Wiedergabe mit freundlicher Genehmigung des © Freimund-Verlags.

Christus unter Internierten

von Dr. Klaus von Eickstedt

Gemeinde bis zur Auflösung des Lagers (Dezember 1947)

Das Protokollbuch der Kirchenratssitzung, das bis zur Auflösung des Lagers Weihnachten 1947 mit großer Treue geführt worden ist, zeigt deutlich, wie das Pflänzchen, das gepflanzt zu einem großen Baum gewachsen war, sorgsam gehegt und gepflegt worden ist. Man möchte gerne die eine oder andere Tatsache aus diesen denkwürdigen Aufzeichnungen einer breiteren Öffentlichkeit vorlegen. Doch diese Tatsachen enthalten ja im wesentlichen nichts grundsätzlich Neues, sondern zeugen von einer Spezialisierung und Verfeinerung oder methodischen Durcharbeit einzelner Zweige und Blüten an diesem Baum der Gemeinde. Davon wäre etwa zu erwähnen, daß auch das Evangelische Hilfswerk im Lager sich eine Einsatzgruppe geschaffen hatte, damit die verschiedenen Spenden aus dem Aus- und Inland für die Internierten sachgemäß verwaltet und gerecht verteilt werden konnten. Diese Stelle leitete unser Bruder Fritz Kutzenberger, einer der treuesten Mitarbeiter vom ersten Tage der Lagergemeinde an, und unermüdlicher Helfer durch seelsorgerisches Gespräch an vielen Kameraden. Diese diakonische Tätigkeit in der Gemeinde erforderte besonders viel Takt und Fingerspitzengefühl. Von dem Augenblicke an, als es erlaubt war, Pakete ins Lager zu schicken, wurden, wie es natürlich ist, die Mehrzahl unserer Kameraden, die aus Süddeutschland stammten, reichlich mit solchen Paketen versehen, während die Menge derer die aus dem Osten stammten und deren Familien vielleicht überhaupt noch nicht seßhaft geworden und zur Ruhe gekommen waren, völlig leer ausgingen. Auf diesem Gebiete des gegenseitigen Schenkens und Abgebens konnte sich wahre Nächstenliebe in unserer Gemeinde praktisch zeigen und bewähren. Es darf nicht verschwiegen werden, daß wir hinsichtlich dieser Seite des menschlichen Zusammenlebens, das unter dem Zeichen der Entbehrung und des Hungers stand, im Lager aber auch traurige Beobachtungen machen und große Enttäuschungen erleben mußten.
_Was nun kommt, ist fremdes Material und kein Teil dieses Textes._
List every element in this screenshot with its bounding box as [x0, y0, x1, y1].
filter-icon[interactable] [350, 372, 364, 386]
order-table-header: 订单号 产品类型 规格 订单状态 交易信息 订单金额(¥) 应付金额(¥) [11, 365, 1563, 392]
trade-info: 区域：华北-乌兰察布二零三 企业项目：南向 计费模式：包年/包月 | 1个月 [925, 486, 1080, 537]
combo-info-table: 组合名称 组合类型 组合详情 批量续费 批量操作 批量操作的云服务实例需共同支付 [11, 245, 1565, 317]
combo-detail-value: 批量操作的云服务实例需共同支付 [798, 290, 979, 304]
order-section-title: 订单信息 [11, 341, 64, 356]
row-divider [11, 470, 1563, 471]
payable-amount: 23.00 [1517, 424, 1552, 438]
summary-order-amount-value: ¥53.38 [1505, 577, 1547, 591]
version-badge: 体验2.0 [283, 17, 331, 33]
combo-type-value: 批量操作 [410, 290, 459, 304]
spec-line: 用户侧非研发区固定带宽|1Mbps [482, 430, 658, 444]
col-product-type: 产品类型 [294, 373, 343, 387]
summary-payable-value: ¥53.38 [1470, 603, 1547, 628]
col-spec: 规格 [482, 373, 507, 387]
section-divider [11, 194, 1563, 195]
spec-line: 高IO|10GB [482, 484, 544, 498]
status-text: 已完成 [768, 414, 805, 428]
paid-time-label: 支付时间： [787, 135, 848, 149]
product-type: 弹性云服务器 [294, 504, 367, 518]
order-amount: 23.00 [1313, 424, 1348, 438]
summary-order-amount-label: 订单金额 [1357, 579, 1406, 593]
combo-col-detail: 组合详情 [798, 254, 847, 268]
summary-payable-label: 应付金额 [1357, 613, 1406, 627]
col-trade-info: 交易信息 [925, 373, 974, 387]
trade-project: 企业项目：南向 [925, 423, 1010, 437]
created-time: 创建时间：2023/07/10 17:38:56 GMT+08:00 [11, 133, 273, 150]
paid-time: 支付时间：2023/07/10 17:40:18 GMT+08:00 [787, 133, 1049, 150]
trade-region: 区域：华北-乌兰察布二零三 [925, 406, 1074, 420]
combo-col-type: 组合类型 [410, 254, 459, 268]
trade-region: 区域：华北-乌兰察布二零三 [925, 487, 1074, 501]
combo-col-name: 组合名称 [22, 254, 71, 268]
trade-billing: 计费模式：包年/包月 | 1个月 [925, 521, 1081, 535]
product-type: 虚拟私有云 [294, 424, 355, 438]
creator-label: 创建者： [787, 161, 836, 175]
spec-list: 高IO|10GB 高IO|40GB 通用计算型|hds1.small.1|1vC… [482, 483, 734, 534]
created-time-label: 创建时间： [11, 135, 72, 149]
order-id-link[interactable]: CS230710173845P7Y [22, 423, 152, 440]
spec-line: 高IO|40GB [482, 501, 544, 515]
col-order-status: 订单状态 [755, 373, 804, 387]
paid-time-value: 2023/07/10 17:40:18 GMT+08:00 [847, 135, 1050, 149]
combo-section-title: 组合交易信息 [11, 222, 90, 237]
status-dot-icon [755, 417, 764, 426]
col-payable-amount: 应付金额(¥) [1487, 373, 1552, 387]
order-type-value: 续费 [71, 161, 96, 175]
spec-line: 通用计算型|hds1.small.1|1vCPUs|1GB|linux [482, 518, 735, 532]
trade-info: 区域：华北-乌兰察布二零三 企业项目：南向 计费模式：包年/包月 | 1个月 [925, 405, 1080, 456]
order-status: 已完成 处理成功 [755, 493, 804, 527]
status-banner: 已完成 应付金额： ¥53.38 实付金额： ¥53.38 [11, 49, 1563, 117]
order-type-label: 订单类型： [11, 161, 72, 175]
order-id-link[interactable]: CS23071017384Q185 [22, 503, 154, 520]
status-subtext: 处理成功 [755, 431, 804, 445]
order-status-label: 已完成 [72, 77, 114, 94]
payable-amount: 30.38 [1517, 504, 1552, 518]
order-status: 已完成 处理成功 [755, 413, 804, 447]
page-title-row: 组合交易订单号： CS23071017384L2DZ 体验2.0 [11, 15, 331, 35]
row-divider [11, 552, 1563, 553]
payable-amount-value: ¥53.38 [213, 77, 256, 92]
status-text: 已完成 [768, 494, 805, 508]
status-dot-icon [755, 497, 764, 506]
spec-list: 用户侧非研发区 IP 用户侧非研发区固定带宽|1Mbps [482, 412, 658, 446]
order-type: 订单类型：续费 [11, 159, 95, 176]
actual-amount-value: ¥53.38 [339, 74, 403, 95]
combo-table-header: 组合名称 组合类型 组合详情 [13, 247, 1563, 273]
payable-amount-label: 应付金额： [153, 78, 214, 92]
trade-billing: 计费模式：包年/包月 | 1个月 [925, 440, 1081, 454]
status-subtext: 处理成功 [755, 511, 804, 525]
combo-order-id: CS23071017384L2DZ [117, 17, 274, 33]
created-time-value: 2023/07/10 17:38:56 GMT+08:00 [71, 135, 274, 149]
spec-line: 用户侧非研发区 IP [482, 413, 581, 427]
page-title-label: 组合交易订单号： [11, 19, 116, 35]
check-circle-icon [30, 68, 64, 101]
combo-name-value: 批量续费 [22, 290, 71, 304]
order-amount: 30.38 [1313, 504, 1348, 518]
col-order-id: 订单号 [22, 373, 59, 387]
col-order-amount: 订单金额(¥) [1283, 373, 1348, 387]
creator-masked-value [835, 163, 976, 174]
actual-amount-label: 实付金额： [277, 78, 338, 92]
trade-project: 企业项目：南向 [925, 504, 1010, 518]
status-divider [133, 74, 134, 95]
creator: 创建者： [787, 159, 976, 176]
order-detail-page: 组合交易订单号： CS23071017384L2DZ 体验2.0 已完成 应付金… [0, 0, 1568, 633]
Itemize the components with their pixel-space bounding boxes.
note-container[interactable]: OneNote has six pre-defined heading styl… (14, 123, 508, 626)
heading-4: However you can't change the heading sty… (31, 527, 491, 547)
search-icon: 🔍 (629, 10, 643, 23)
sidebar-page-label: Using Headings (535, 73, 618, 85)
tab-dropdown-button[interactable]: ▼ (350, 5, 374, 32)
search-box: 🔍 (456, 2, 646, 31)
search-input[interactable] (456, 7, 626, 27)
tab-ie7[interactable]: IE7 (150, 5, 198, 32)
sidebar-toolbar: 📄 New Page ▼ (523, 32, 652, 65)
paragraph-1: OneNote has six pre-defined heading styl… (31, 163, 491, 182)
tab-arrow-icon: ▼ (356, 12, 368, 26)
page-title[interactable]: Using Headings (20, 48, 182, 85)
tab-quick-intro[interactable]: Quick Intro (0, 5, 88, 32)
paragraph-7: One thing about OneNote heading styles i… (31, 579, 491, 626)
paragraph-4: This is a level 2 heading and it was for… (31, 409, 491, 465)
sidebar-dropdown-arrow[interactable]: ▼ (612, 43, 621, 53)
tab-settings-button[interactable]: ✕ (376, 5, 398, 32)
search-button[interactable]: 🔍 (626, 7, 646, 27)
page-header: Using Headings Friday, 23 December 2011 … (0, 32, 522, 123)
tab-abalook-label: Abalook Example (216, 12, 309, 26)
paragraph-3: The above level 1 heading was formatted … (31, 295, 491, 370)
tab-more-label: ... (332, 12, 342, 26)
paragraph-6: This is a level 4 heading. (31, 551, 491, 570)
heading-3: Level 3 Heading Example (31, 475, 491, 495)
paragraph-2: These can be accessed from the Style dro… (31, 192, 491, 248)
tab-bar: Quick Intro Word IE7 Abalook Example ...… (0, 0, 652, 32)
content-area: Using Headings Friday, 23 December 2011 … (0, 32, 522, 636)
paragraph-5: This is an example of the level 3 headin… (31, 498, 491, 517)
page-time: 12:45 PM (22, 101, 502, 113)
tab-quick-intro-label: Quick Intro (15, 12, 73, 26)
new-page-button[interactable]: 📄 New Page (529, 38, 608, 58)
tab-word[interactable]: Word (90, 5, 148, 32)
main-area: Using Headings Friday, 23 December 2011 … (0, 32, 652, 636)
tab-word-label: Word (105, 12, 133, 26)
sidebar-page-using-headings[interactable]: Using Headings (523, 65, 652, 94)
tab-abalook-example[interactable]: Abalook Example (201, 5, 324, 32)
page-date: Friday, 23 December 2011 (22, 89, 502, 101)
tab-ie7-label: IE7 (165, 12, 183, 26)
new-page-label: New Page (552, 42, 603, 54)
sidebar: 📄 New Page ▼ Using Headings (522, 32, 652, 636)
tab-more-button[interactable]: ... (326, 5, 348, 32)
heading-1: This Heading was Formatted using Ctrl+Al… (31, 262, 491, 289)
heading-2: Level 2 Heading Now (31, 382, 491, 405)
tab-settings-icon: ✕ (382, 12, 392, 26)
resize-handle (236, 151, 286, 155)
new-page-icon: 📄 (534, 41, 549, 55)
Das Hilfswerk im Lager konnte nun manche Härten ausgleichen und die Kameraden nicht nur mit Lebensmitteln, Kleidern und sonstigen Bedarfsartikeln ausstatten, sondern auch für ihr geistiges Wohl sorgen. Diesem Zwecke diente eine von der Lagergemeinde errichtete Bibliothek, die allmählich aus reichlich fließenden Spenden des In- und Auslandes gebildet worden war.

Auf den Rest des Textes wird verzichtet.